Les larmes l’étranglaient.

Soudain, il s’écrasa sur le lit, secoué de sanglots spasmodiques.

Dans la serrure, une clef tourna.

Le gardien le venait chercher pour la comparution.

L’opinion publique, stimulée par les journaux, ne tarda pas à s’emparer du meurtre. La ville s’apitoya sur la victime malheureuse du Devoir, tandis que vers l’assassin montaient les malédictions.

Quand, au jour du procès, il pénétra dans la boîte aux accusés, des yeux innombrables se braquèrent sur lui, sans indulgence ni sympathie.

La Cour d’Assises était remplie à sa capacité. Des badauds flairant la satisfaction morbide d’une condamnation certaine, s’y étaient rendus, comme les amateurs de boxe envahissent l’arène dans l’espérance d’un knockout.

Un défenseur habile aurait peut-être pu émouvoir les jurés et la foule, faire ressortir les circonstances atténuantes en brossant le tableau pathétique de la misère et du désespoir, mais le prisonnier, ayant peu de parents, et parce qu’il n’avait plus d’argent, plus d’amis, se présentait devant ses juges, seul, sans avocat, sans soutien, sans conseil.

Sa seule attitude ! Il pleurait, il sanglotait.

Par moments, il se sentait devenir fou, et roulait autour de lui des yeux hagards de bête traquée.

Il souhaitait un dénouement rapide. Au moins, ce serait fini.

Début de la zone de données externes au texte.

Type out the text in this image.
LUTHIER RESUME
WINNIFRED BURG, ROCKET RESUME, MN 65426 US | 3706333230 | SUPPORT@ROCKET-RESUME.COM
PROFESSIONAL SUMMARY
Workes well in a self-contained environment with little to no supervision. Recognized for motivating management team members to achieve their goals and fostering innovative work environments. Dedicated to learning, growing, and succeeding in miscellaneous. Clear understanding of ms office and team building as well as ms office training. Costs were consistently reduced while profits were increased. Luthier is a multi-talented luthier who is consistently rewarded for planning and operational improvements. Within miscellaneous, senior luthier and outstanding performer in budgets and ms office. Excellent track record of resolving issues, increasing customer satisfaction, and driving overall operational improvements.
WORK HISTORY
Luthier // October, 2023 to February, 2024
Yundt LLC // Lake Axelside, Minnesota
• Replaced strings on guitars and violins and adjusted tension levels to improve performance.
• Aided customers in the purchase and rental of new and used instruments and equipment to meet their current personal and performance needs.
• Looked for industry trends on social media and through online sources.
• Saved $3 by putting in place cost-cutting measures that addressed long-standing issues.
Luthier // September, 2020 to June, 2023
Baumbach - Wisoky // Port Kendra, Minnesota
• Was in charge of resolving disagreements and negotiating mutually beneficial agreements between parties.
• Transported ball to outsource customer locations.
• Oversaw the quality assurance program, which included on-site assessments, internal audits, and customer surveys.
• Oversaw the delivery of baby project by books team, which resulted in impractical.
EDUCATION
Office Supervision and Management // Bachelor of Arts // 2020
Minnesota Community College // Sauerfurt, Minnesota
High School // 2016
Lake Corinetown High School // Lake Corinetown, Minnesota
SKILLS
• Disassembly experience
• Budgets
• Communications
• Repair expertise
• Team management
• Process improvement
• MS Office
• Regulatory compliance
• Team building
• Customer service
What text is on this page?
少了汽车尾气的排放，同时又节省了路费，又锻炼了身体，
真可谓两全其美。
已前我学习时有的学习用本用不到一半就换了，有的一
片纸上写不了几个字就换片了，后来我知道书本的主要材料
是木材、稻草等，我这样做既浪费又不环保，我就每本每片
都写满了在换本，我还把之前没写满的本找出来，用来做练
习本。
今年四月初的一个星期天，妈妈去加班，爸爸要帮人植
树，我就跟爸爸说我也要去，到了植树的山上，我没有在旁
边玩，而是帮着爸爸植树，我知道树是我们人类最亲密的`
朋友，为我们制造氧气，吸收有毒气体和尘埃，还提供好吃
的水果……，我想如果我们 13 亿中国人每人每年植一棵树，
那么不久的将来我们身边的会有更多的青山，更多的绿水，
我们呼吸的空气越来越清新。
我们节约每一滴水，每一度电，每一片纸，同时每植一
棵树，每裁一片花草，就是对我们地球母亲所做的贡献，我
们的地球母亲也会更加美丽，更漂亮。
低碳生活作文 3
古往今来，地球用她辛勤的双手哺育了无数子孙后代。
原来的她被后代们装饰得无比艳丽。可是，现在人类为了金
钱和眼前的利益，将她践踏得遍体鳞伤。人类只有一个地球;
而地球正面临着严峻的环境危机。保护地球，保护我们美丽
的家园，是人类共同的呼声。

Le juge lui nomma un défenseur d’office, un jeune homme d’une bonne volonté certaine, mais sans l’expérience ni les capacités voulues. Le Procureur de la Couronne eut tôt fait de détruire les quelques arguments de son plaidoyer. Le réquisitoire fut terrible. Il y déploya une ardeur et une violence inouïe, flétrissant au nom de la Vertu et de la Société qu’il fallait venger, l’acte odieux de l’individu appuyé à la barre.

Les délibérations furent courtes ; le verdict unanime.

Quelques mois plus tard, une femme faible et pauvre et un petit enfant demeurèrent dans la vie, sans ressources et seuls et, portant à jamais, attaché à leur nom, le stigmate de la honte.